Otherwise, you will need consent. For example, reading the browser window size or device class for the purpose of better ad targeting would require consent, because the user did not explicitly request that you show them targeted ads. The user requested to see a website, and showing ads is not strictly necessary for that. Similarly, using any technologies that access or storage on the user's device to access, store, infer, or construct an advertising ID would require consent.
The document defines criterion A and B to refer to the “carrying out the transmission” and “strictly necessary for a service explicitly requested by the user” exceptions, respectively.
For the specific case of first-party analytics purposes, WP29 notes:
However, the Opinion also stated that currently there is no exemption to consent for cookies that are strictly limited to first party anonymised and aggregated statistical purposes. Therefore, first-party website analytics through device fingerprinting do not fall under the exemption defined in
CRITERION A or B and consent of the user is required.
Similarly, for a user tracking for online behavioural advertising use case, WP29 states:
Opinion 04/2012 emphasised that third-party advertising does not fall under the exemption defined in CRITERION A or B. Therefore, device fingerprinting for the purpose of targeted advertising requires the consent of the user.

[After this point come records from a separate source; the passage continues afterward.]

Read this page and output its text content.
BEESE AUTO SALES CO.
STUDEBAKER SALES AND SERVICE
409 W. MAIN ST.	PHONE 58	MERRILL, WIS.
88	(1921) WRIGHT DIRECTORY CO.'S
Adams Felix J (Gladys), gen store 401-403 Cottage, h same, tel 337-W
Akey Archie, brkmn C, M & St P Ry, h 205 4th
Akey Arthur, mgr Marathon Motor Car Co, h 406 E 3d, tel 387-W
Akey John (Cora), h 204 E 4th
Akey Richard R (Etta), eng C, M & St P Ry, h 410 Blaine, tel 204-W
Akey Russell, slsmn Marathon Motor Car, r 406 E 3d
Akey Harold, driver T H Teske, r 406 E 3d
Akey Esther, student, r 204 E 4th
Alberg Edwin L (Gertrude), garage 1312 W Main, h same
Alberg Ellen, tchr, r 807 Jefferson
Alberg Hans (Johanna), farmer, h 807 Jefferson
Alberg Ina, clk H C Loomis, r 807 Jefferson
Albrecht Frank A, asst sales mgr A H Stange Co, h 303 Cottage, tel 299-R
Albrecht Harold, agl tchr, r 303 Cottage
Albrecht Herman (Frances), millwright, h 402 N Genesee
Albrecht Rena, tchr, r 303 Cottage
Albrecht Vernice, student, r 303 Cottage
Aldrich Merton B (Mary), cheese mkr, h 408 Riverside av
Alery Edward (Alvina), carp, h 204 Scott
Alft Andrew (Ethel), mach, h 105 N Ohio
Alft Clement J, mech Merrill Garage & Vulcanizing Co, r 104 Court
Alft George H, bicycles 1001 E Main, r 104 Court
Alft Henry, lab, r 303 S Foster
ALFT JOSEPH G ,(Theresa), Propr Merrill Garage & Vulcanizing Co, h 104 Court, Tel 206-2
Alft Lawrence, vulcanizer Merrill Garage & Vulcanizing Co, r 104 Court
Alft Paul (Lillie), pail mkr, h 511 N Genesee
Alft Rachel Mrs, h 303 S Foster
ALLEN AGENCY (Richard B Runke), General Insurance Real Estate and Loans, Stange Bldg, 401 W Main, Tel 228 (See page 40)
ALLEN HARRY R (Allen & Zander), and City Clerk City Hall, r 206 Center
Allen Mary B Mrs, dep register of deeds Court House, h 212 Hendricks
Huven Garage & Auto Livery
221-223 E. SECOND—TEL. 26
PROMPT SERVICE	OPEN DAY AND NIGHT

When applying CRITERION B, it is important to examine what is strictly necessary from the point of view of the user, not the service provider.
These guidelines are rather dated, but since ePrivacy has remained essentially unchanged since then the WP29 guidelines and opinions are still the most authoritative discussion of these matters. The only relevant change is that the GDPR changed the definition of consent. The ePrivacy directive leaves no room for national derogations from the consent exception, though some countries like the Netherlands and (until 2021) Germany do provide exceptions. However, it is expected that the ePrivacy Directive will eventually be replaced by an ePrivacy Regulation that allows for access in case of a legitimate interest, similar to the more flexible approach chosen by the GDPR. It is also worth noting that this aspect of the ePrivacy Directive is not an enforcement priority for many supervisory authorities.